You don't want to allow the children to bring up things that happened the day before or the week before (as so many of us adults do). Just keep it to the argument or fight of that moment.

Common points to agree upon

In this hour of crisis let's not focus on petty issues

Arguments and fights are not a priority

♥ Elders and parents need to mediate and create peace in the house

♥ If someone is upset they can spend some lone time in their room and communicate their hurt and feelings on WhatsApp

♥ We need to together protect each other from Corona and support each other for the same.

Consider using the popular "Apple" technique to deal with anxiety and worries

Acknowledge: Notice and acknowledge the uncertainty as it comes to mind.

Pause: Don't react as you normally do. Don't react at all. Pause and breathe.

Pull back: Tell yourself this is just the worry talking, and this apparent need for certainty is not helpful and not necessary. It is only a thought or feeling. Don't believe everything you think. Thoughts are not statements or facts.

Let go: Let go of the thought or feeling.

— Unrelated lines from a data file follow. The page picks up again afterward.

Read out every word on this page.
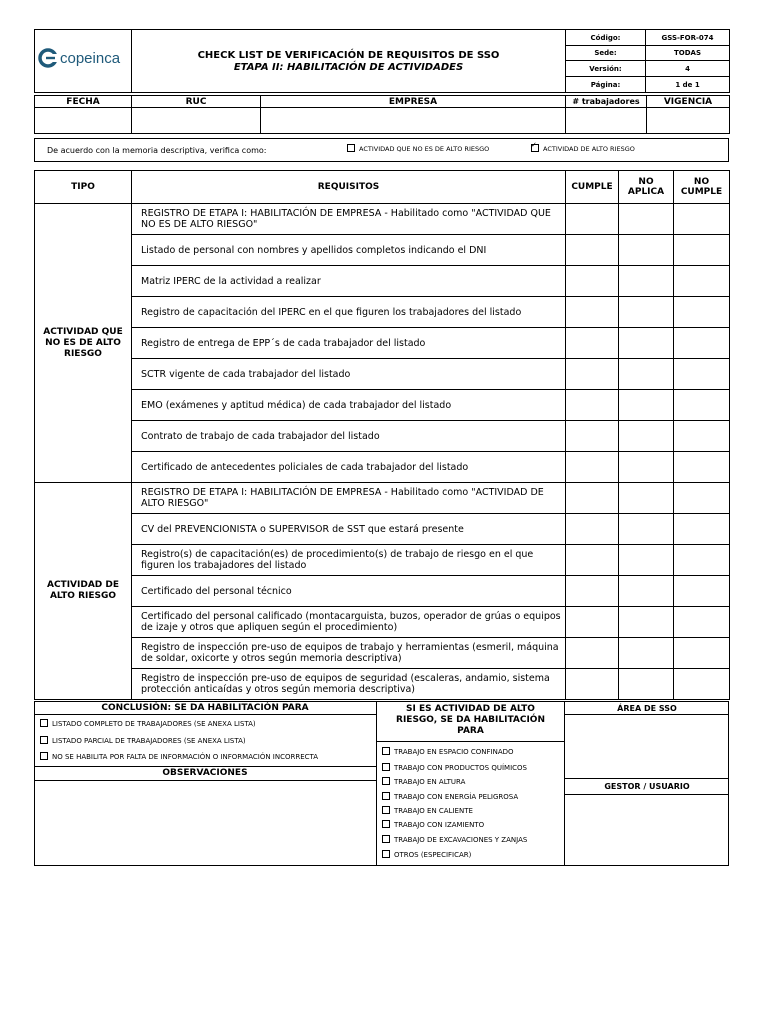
copeinca	CHECK LIST DE VERIFICACIÓN DE REQUISITOS DE SSO
ETAPA II: HABILITACIÓN DE ACTIVIDADES	Código:	GSS-FOR-074
		Sede:	TODAS
		Versión:	4
		Página:	1 de 1
FECHA	RUC	EMPRESA	# trabajadores	VIGENCIA

De acuerdo con la memoria descriptiva, verifica como:	ACTIVIDAD QUE NO ES DE ALTO RIESGO ✓	ACTIVIDAD DE ALTO RIESGO
TIPO	REQUISITOS	CUMPLE	NO APLICA	NO CUMPLE
ACTIVIDAD QUE NO ES DE ALTO RIESGO	REGISTRO DE ETAPA I: HABILITACIÓN DE EMPRESA - Habilitado como "ACTIVIDAD QUE NO ES DE ALTO RIESGO"			
	Listado de personal con nombres y apellidos completos indicando el DNI			
	Matriz IPERC de la actividad a realizar			
	Registro de capacitación del IPERC en el que figuren los trabajadores del listado			
	Registro de entrega de EPP´s de cada trabajador del listado			
	SCTR vigente de cada trabajador del listado			
	EMO (exámenes y aptitud médica) de cada trabajador del listado			
	Contrato de trabajo de cada trabajador del listado			
	Certificado de antecedentes policiales de cada trabajador del listado			
ACTIVIDAD DE ALTO RIESGO	REGISTRO DE ETAPA I: HABILITACIÓN DE EMPRESA - Habilitado como "ACTIVIDAD DE ALTO RIESGO"			
	CV del PREVENCIONISTA o SUPERVISOR de SST que estará presente			
	Registro(s) de capacitación(es) de procedimiento(s) de trabajo de riesgo en el que figuren los trabajadores del listado			
	Certificado del personal técnico			
	Certificado del personal calificado (montacarguista, buzos, operador de grúas o equipos de izaje y otros que apliquen según el procedimiento)			
	Registro de inspección pre-uso de equipos de trabajo y herramientas (esmeril, máquina de soldar, oxicorte y otros según memoria descriptiva)			
	Registro de inspección pre-uso de equipos de seguridad (escaleras, andamio, sistema protección anticaídas y otros según memoria descriptiva)			
CONCLUSIÓN: SE DA HABILITACIÓN PARA
LISTADO COMPLETO DE TRABAJADORES (SE ANEXA LISTA)
LISTADO PARCIAL DE TRABAJADORES (SE ANEXA LISTA)
NO SE HABILITA POR FALTA DE INFORMACIÓN O INFORMACIÓN INCORRECTA
OBSERVACIONES
SI ES ACTIVIDAD DE ALTO RIESGO, SE DA HABILITACIÓN PARA
TRABAJO EN ESPACIO CONFINADO
TRABAJO CON PRODUCTOS QUÍMICOS
TRABAJO EN ALTURA
TRABAJO CON ENERGÍA PELIGROSA
TRABAJO EN CALIENTE
TRABAJO CON IZAMIENTO
TRABAJO DE EXCAVACIONES Y ZANJAS
OTROS (ESPECIFICAR)
ÁREA DE SSO
GESTOR / USUARIO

It will pass. You don't have to respond to them. You might imagine them floating away in a bubble or cloud.

Explore: Explore the present moment, because right now, in this moment, all is well. Notice your breathing and the sensations of your breathing. Notice the ground beneath you. Look around and notice what you see, what you hear, what you can touch, what you can smell. Right now. Then shift your focus of attention to something else - on what you need to do, on what you were doing before you noticed the worry, or do something else - mindfully with your full attention.